Created attachment 207200 [details]
nvme resume patch
CURRENT r351747 fixes the 30s delay after resume for some users.
12.0-STABLE currently does not resume properly for me due to some other problem that I have not investigated, but unrelated to nvme (12.0-RELEASE works, but with the nvme timeout delay).
I applied the changes to 12.0-STABLE and then copied the entire sys/dev/nvme to my 12.0-RELEASE src tree. After rebuild and install, the nvme timeout problem is fixed. I assume this would work just as well on full 12.0-STABLE, but I can't test this just yet.
Note: base r351747 has "MFC After: 1 week" noted in the commit log message, so MFC is anticipated.
^Triage: Assign to base r351747 committer
A commit references this bug:
Date: Thu Sep 5 23:40:39 UTC 2019
New revision: 351914
Implement nvme suspend / resume for pci attachment
Note: this is merged ~9 hours early due to a desire to have it in before feature
freeze in 20 minutes. Several reports of it working in current (and one that it
worked in -stable after copying all of -current's nvme driver) gives me
confidence that bending the rules a little here is the right trade-off.
Merge to 12. Will not merge to 11. It's too much work: the bigendian changes made the driver too different and we can't MFC that change because it totally breaks compatibility. This change depends on other changes and I simply do not have the time to sort it all out.
(No relevance to 11, but)
Minor clarification: I am using -stable's nvme driver on 12-release, not -current's driver on -stable.
Great to see it has made it in in time for 12.1 release.
Theron: if you could test out the now-stable driver on 12.0, that would be great. The suspend / resume code follows the standard-recommended sequence now to shutdown the card and to restart it and rebuild all the host-initialized data structures in the card before continuing. 95% of the issues likely would heave been resolved by tossing a nvme_ctlr_hw_reset() in the resume path, but those other 5% of cases can lead to data corruption...
(In reply to Warner Losh from comment #5)
"test out the now-stable driver on 12.0"
I'm not exactly sure whether you meant to test on 12.0-RELEASE or the latest -stable (which is now 12.1).

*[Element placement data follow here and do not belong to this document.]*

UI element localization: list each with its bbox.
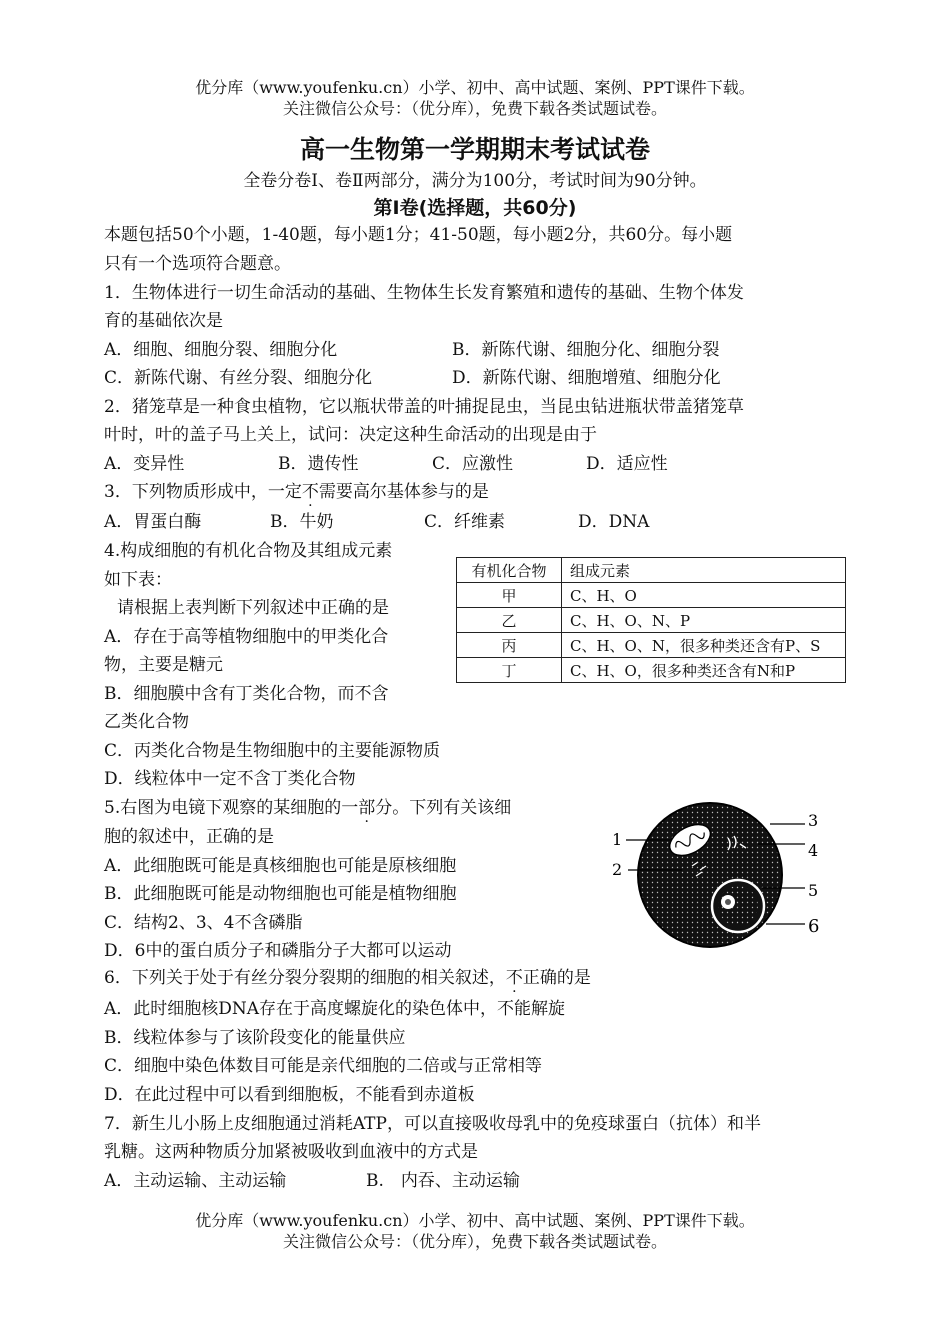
q5-option-b: B．此细胞既可能是动物细胞也可能是植物细胞 — [104, 884, 457, 904]
table-cell: C、H、O、N，很多种类还含有P、S — [562, 633, 846, 658]
q2-option-c: C．应激性 — [432, 454, 514, 474]
q2-option-b: B．遗传性 — [278, 454, 359, 474]
table-row — [457, 658, 846, 683]
q5-stem-2: 胞的叙述中，正确的是 — [104, 827, 274, 847]
q4-stem-2: 如下表： — [104, 570, 172, 590]
q6-option-a: A．此时细胞核DNA存在于高度螺旋化的染色体中，不能解旋 — [104, 999, 566, 1019]
figure-label-4: 4 — [808, 841, 819, 860]
compound-table — [456, 557, 846, 683]
q3-stem: 3．下列物质形成中，一定不需要高尔基体参与的是 — [104, 482, 489, 502]
intro-line-2: 只有一个选项符合题意。 — [104, 254, 291, 274]
section-heading: 第Ⅰ卷(选择题，共60分) — [373, 197, 577, 219]
exam-title: 高一生物第一学期期末考试试卷 — [299, 135, 650, 164]
q5-option-d: D．6中的蛋白质分子和磷脂分子大都可以运动 — [104, 941, 452, 961]
footer-line-1: 优分库（www.youfenku.cn）小学、初中、高中试题、案例、PPT课件下载。 — [195, 1211, 755, 1230]
q1-option-c: C．新陈代谢、有丝分裂、细胞分化 — [104, 368, 373, 388]
table-cell: 丁 — [457, 658, 562, 683]
q2-stem-1: 2．猪笼草是一种食虫植物，它以瓶状带盖的叶捕捉昆虫，当昆虫钻进瓶状带盖猪笼草 — [104, 397, 744, 417]
q1-option-d: D．新陈代谢、细胞增殖、细胞分化 — [452, 368, 721, 388]
exam-subtitle: 全卷分卷Ⅰ、卷Ⅱ两部分，满分为100分，考试时间为90分钟。 — [243, 171, 707, 191]
q5-option-a: A．此细胞既可能是真核细胞也可能是原核细胞 — [104, 856, 457, 876]
q1-option-a: A．细胞、细胞分裂、细胞分化 — [104, 340, 338, 360]
figure-label-3: 3 — [808, 811, 819, 830]
q2-option-d: D．适应性 — [586, 454, 668, 474]
q1-stem-1: 1．生物体进行一切生命活动的基础、生物体生长发育繁殖和遗传的基础、生物个体发 — [104, 283, 744, 303]
q6-option-c: C．细胞中染色体数目可能是亲代细胞的二倍或与正常相等 — [104, 1056, 543, 1076]
q1-option-b: B．新陈代谢、细胞分化、细胞分裂 — [452, 340, 720, 360]
q4-option-c: C．丙类化合物是生物细胞中的主要能源物质 — [104, 741, 441, 761]
emphasis-dot: 不 — [505, 968, 523, 988]
table-header-cell: 组成元素 — [562, 558, 846, 583]
q6-option-b: B．线粒体参与了该阶段变化的能量供应 — [104, 1028, 406, 1048]
q7-stem-2: 乳糖。这两种物质分加紧被吸收到血液中的方式是 — [104, 1142, 478, 1162]
q7-option-b: B. 内吞、主动运输 — [366, 1171, 520, 1191]
cell-body — [638, 803, 782, 947]
table-header-row — [457, 558, 846, 583]
figure-label-5: 5 — [808, 881, 819, 900]
table-cell: C、H、O，很多种类还含有N和P — [562, 658, 846, 683]
q3-option-b: B．牛奶 — [270, 512, 334, 532]
q4-option-d: D．线粒体中一定不含丁类化合物 — [104, 769, 356, 789]
q6-option-d: D．在此过程中可以看到细胞板，不能看到赤道板 — [104, 1085, 475, 1105]
header-line-2: 关注微信公众号：（优分库），免费下载各类试题试卷。 — [282, 99, 667, 118]
table-row — [457, 583, 846, 608]
q4-option-b-2: 乙类化合物 — [104, 712, 189, 732]
q4-option-a-2: 物，主要是糖元 — [104, 655, 223, 675]
footer-line-2: 关注微信公众号：（优分库），免费下载各类试题试卷。 — [282, 1232, 667, 1251]
q1-stem-2: 育的基础依次是 — [104, 311, 223, 331]
q4-stem-3: 请根据上表判断下列叙述中正确的是 — [117, 598, 389, 618]
q4-stem-1: 4.构成细胞的有机化合物及其组成元素 — [104, 541, 393, 561]
q3-option-a: A．胃蛋白酶 — [104, 512, 202, 532]
q2-option-a: A．变异性 — [104, 454, 185, 474]
table-cell: 乙 — [457, 608, 562, 633]
q6-stem: 6．下列关于处于有丝分裂分裂期的细胞的相关叙述，不正确的是 — [104, 968, 591, 988]
table-cell: C、H、O、N、P — [562, 608, 846, 633]
table-header-cell: 有机化合物 — [457, 558, 562, 583]
table-cell: 甲 — [457, 583, 562, 608]
table-row — [457, 633, 846, 658]
figure-label-6: 6 — [808, 916, 820, 937]
figure-label-2: 2 — [612, 860, 623, 879]
q2-stem-2: 叶时，叶的盖子马上关上，试问：决定这种生命活动的出现是由于 — [104, 425, 597, 445]
table-row — [457, 608, 846, 633]
q7-stem-1: 7．新生儿小肠上皮细胞通过消耗ATP，可以直接吸收母乳中的免疫球蛋白（抗体）和半 — [104, 1114, 761, 1134]
q4-option-a-1: A．存在于高等植物细胞中的甲类化合 — [104, 627, 389, 647]
q5-option-c: C．结构2、3、4不含磷脂 — [104, 913, 303, 933]
intro-line-1: 本题包括50个小题，1-40题，每小题1分；41-50题，每小题2分，共60分。每小题 — [104, 225, 733, 245]
q3-option-d: D．DNA — [578, 512, 650, 532]
header-line-1: 优分库（www.youfenku.cn）小学、初中、高中试题、案例、PPT课件下载。 — [195, 78, 755, 97]
q7-option-a: A．主动运输、主动运输 — [104, 1171, 287, 1191]
table-cell: C、H、O — [562, 583, 846, 608]
q5-stem-1: 5.右图为电镜下观察的某细胞的一部分。下列有关该细 — [104, 798, 512, 818]
cell-diagram — [600, 800, 840, 950]
emphasis-dot: 一部分 — [341, 798, 393, 818]
q4-option-b-1: B．细胞膜中含有丁类化合物，而不含 — [104, 684, 389, 704]
emphasis-dot: 不 — [301, 482, 319, 502]
figure-label-1: 1 — [612, 830, 623, 849]
q3-option-c: C．纤维素 — [424, 512, 506, 532]
table-cell: 丙 — [457, 633, 562, 658]
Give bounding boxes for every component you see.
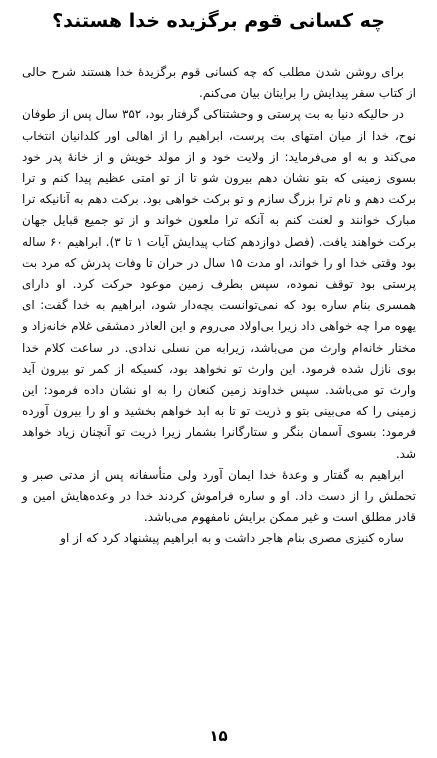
paragraph: برای روشن شدن مطلب که چه کسانی قوم برگزیدهٔ خدا هستند شرح حالی از کتاب سفر پیدایش را برایتان بیان می‌کنم. <box>22 65 416 101</box>
body-text <box>22 62 416 550</box>
page-title: چه کسانی قوم برگزیده خدا هستند؟ <box>52 10 385 32</box>
paragraph: در حالیکه دنیا به بت پرستی و وحشتناکی گرفتار بود، ۳۵۲ سال پس از طوفان نوح، خدا از میان امتهای بت پرست، ابراهیم را از اهالی اور کلدانیان انتخاب می‌کند و به او می‌فرماید: از ولایت خود و از مولد خویش و از خانهٔ پدر خود بسوی زمینی که بتو نشان دهم بیرون شو تا از تو امتی عظیم پیدا کنم و ترا برکت دهم و نام ترا بزرگ سازم و تو برکت خواهی بود. برکت دهم به آنانیکه ترا مبارک خوانند و لعنت کنم به آنکه ترا ملعون خواند و از تو جمیع قبایل جهان برکت خواهند یافت. (فصل دوازدهم کتاب پیدایش آیات ۱ تا ۳). ابراهیم ۶۰ ساله بود وقتی خدا او را خواند، او مدت ۱۵ سال در حران تا وفات پدرش که مرد بت پرستی بود توقف نموده، سپس بطرف زمین موعود حرکت کرد. او دارای همسری بنام ساره بود که نمی‌توانست بچه‌دار شود، ابراهیم به خدا گفت: ای یهوه مرا چه خواهی داد زیرا بی‌اولاد می‌روم و این العاذر دمشقی غلام خانه‌زاد و مختار خانه‌ام وارث من می‌باشد، زیرابه من نسلی ندادی. در ساعت کلام خدا بوی نازل شده فرمود. این وارث تو نخواهد بود، کسیکه از کمر تو بیرون آید وارث تو می‌باشد. سپس خداوند زمین کنعان را به او نشان داده فرمود: این زمینی را که می‌بینی بتو و ذریت تو تا به ابد خواهم بخشید و او را بیرون آورده فرمود: بسوی آسمان بنگر و ستارگانرا بشمار زیرا ذریت تو آنچنان زیاد خواهد شد. <box>22 107 416 461</box>
paragraph: ساره کنیزی مصری بنام هاجر داشت و به ابراهیم پیشنهاد کرد که از او <box>60 531 404 546</box>
paragraph: ابراهیم به گفتار و وعدهٔ خدا ایمان آورد ولی متأسفانه پس از مدتی صبر و تحملش را از دست داد. او و ساره فراموش کردند خدا در وعده‌هایش امین و قادر مطلق است و غیر ممکن برایش نامفهوم می‌باشد. <box>22 467 416 525</box>
page-number: ۱۵ <box>209 727 228 745</box>
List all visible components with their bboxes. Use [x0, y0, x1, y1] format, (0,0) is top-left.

Now I am running -stable (12.1-PRERELEASE #0 r352026M) with working resume (my previous problem was from foolishly leaving -release tree in /usr/src and rebuilding drm-kmod against it).
The nvme timeout problem appears fully fixed. No timeout after resume, and no nvme messages from kernel, even if suspending in the middle of something like "dd if=/dev/urandom of=temp bs=1".
Unfortunately the problem in 12-STABLE / 12.1-RELEASE is not actually fixed: I just tried again with (FreeBSD 12.1-PRERELEASE #6 r352026M) (old, but the one I said I tested before) and just had the problem. It is an intermittent issue, so I guess I just happened to not encounter it after several tests before.